Weeks 10-12: Enterprise readiness and launch
Polish the edges customers feel: security, billing, support, and trust. The goal is confidence, not just availability.
- Security reviews: penetration test, dependency audit, and threat model for AI misuse.
- Enterprise: role-based access, delegated admin, export APIs, and guaranteed SLAs.
- Commerce: metered billing for AI calls; overage alerts; annual invoicing flows.
- Support: in-product diagnostics, session replays, playbooks, and on-call rotations.
- Marketing/SEO: schema markup, docs search, shareable AI outputs with canonical tags.
Case snapshot: 90 days, condensed
A B2B analytics startup hit 42% activation lift by launching a copilot that generated first dashboards from CSVs. React server components implementation reduced JS shipped by 38% and cut p95 to 280ms. Grok LLM integration services handled schema inference and tool use; fallbacks covered 14% of queries with deterministic SQL templates.
Tooling you'll thank yourself for
- Design: event storming boards; sequence diagrams for RSC boundaries and tool calls.
- Data: DuckDB for ad hoc tests; LakeFS for reproducible corpora; vector DB with HNSW.
- Quality: prompt unit tests; evaluation harness; red-teaming scripts in CI.

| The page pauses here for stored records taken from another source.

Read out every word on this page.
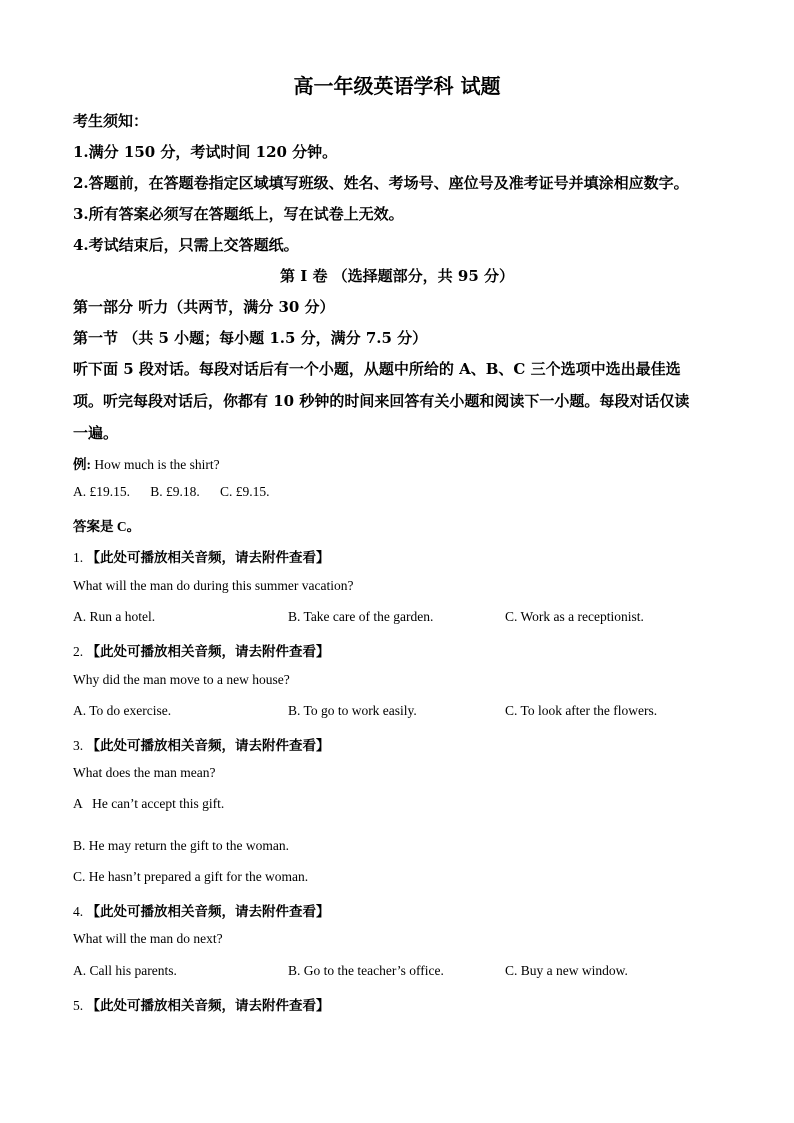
高一年级英语学科 试题
考生须知：
1.满分 150 分，考试时间 120 分钟。
2.答题前，在答题卷指定区域填写班级、姓名、考场号、座位号及准考证号并填涂相应数字。
3.所有答案必须写在答题纸上，写在试卷上无效。
4.考试结束后，只需上交答题纸。
第 I 卷 （选择题部分，共 95 分）
第一部分 听力（共两节，满分 30 分）
第一节 （共 5 小题；每小题 1.5 分，满分 7.5 分）
听下面 5 段对话。每段对话后有一个小题，从题中所给的 A、B、C 三个选项中选出最佳选
项。听完每段对话后，你都有 10 秒钟的时间来回答有关小题和阅读下一小题。每段对话仅读
一遍。
例: How much is the shirt?
A. £19.15.      B. £9.18.      C. £9.15.
答案是 C。
1. 【此处可播放相关音频，请去附件查看】
What will the man do during this summer vacation?
A. Run a hotel.	B. Take care of the garden.	C. Work as a receptionist.
2. 【此处可播放相关音频，请去附件查看】
Why did the man move to a new house?
A. To do exercise.	B. To go to work easily.	C. To look after the flowers.
3. 【此处可播放相关音频，请去附件查看】
What does the man mean?
A   He can’t accept this gift.
B. He may return the gift to the woman.
C. He hasn’t prepared a gift for the woman.
4. 【此处可播放相关音频，请去附件查看】
What will the man do next?
A. Call his parents.	B. Go to the teacher’s office.	C. Buy a new window.
5. 【此处可播放相关音频，请去附件查看】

- Experience: analytics with funnel stitching; feature flags with remote config; PX surveys.
- Run: Terraform, Temporal, OpenTelemetry, and a budget dashboard pinned to Slack.
Where to find elite builders fast
If you need a strike team that's done this before, slashdev.io can parachute in senior engineers and product leaders. They blend remote velocity with agency discipline so you get battle-tested patterns, clean handoffs, and real business outcomes, not slideware.
Pitfalls to dodge
- Over-building the client: let the server stream; minimize state and hydration.
- Ignoring evals: without goldens and win-rate targets, AI feels like tricks.
- One model to rule them all: route by task; renegotiate prices.
- Skipping ops: no SLOs, no business-instrument, then optimize.